Serial killer? Present.
Zombies? Present.
Kids with superpowers? Present.
Who —or what— is missing from the roll call to appear in a mockumentary of the found footage type? Dinosaurs, perhaps… No worries, documentarian Sid Bennett writes and directs "The Lost Dinosaurs" bringing his passion for cryptozoology to the stage.
Imagine "Jurassic Park", or rather "Jurassic Park III" —which is more relevant to the plot— and combine it with "The Blair Witch Project" (the original title of the film is "The Dinosaur Project"), although the greatest influence perhaps comes from "The River", the TV series created by Oren Peli and concluded in a single season. You will thus have "The Lost Dinosaurs", a nice little summer film that in its mixing of more elements turns out to be enjoyable and paradoxically original.

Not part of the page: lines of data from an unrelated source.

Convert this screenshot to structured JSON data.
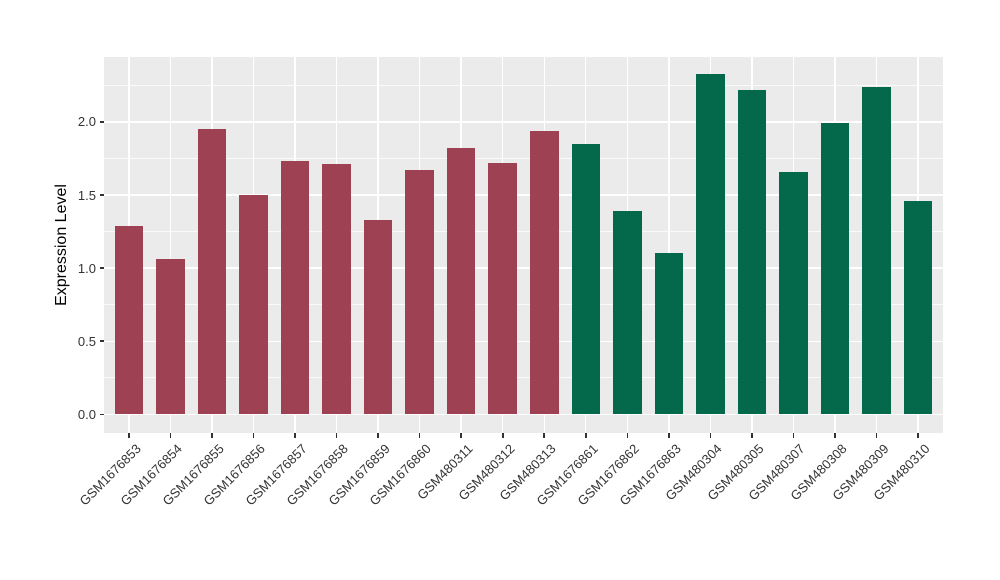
{
  "figure": {
    "title": "",
    "ylabel": "Expression Level",
    "panel_background": "#EBEBEB",
    "grid_color": "#FFFFFF",
    "axis_text_color": "#333333"
  },
  "chart_data": {
    "type": "bar",
    "title": "",
    "xlabel": "",
    "ylabel": "Expression Level",
    "grid": true,
    "legend": "none",
    "ylim": [
      0,
      2.44
    ],
    "ytick_values": [
      0.0,
      0.5,
      1.0,
      1.5,
      2.0
    ],
    "ytick_labels": [
      "0.0",
      "0.5",
      "1.0",
      "1.5",
      "2.0"
    ],
    "yminor_values": [
      0.25,
      0.75,
      1.25,
      1.75,
      2.25
    ],
    "x_label_angle_deg": 45,
    "categories": [
      "GSM1676853",
      "GSM1676854",
      "GSM1676855",
      "GSM1676856",
      "GSM1676857",
      "GSM1676858",
      "GSM1676859",
      "GSM1676860",
      "GSM480311",
      "GSM480312",
      "GSM480313",
      "GSM1676861",
      "GSM1676862",
      "GSM1676863",
      "GSM480304",
      "GSM480305",
      "GSM480307",
      "GSM480308",
      "GSM480309",
      "GSM480310"
    ],
    "values": [
      1.29,
      1.06,
      1.95,
      1.5,
      1.73,
      1.71,
      1.33,
      1.67,
      1.82,
      1.72,
      1.94,
      1.85,
      1.39,
      1.1,
      2.33,
      2.22,
      1.66,
      1.99,
      2.24,
      1.46
    ],
    "groups": [
      "red",
      "red",
      "red",
      "red",
      "red",
      "red",
      "red",
      "red",
      "red",
      "red",
      "red",
      "green",
      "green",
      "green",
      "green",
      "green",
      "green",
      "green",
      "green",
      "green"
    ],
    "group_colors": {
      "red": "#9E4153",
      "green": "#04694A"
    }
  }
}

In Bennett's film we find the abc of screenwriting with some choices that will inevitably seem banal, such as the conflict between father and son, in which the latter, in addition to being the miniature copy of the parent who sees in him all the mistakes made in his youth and is therefore ready to prevent them, is immediately presented to us as an expert in technologies, thus facilitating many future plot points. But all this can be fine, just as the ecological subtext and the complicity that is created between Luke and a baby Dilophosaurus, promptly baptized Crypto and necessary for the film's epilogue, do not hinder. Meritorious some choices regarding the fate of the characters, rather unexpected, while what could disturb is the introduction of a human villain, the usual expedient to focus attention on the meanness of man that here seems even more forced than usual.
You will therefore understand that, despite its desire to be "something else" given the technique of the fake documentary, "The Lost Dinosaurs" ends up being a film very close to the standard of the horror/adventure spectacle, making its own the lesson of Spielberg's saga on dinosaurs. But that's fine, a film that travels safely and knows how to entertain and amuse, thanks to a quick vision (the film lasts only 80 minutes) and a simple but engaging plot.
There is a good variety of dinosaurs in "The Lost Dinosaurs" that deviate from the usual T-Rex and Velociraptor that the various "Jurassic Park" (and not only) have offered us over the years. Rather, flying reptiles (two different varieties) are used, a nice plesiosaur that splashes in the gorge of a canyon and then carnivores of various sizes and voracity, all realized rather well, even if the fake-amateur editing and the "dirty" rendering of the mockumentary help to mask the visual effect. Speaking of mockumentary, "The Lost Dinosaurs" uses the expedient of filming at all costs in a functional way, given the scientific/documentary purposes of the mission, which at a certain point also assume other objectives. Excellent and innovative is the use of the GoPro camera that is fixed on a dinosaur, so as to have underwater and not only all subjective shots.
The cut of "The Lost Dinosaurs" is, in any case, more adventurous than horror and although there are concessions to the scare on more than one occasion, the violence and the blood remain mostly out of frame.
In short, entertainment without pretensions that works precisely for its simplicity at heart. In the current panorama of mockumentaries that recycle ideas and add numbers after the title, "The Lost Dinosaurs" is one of the freshest and most fun.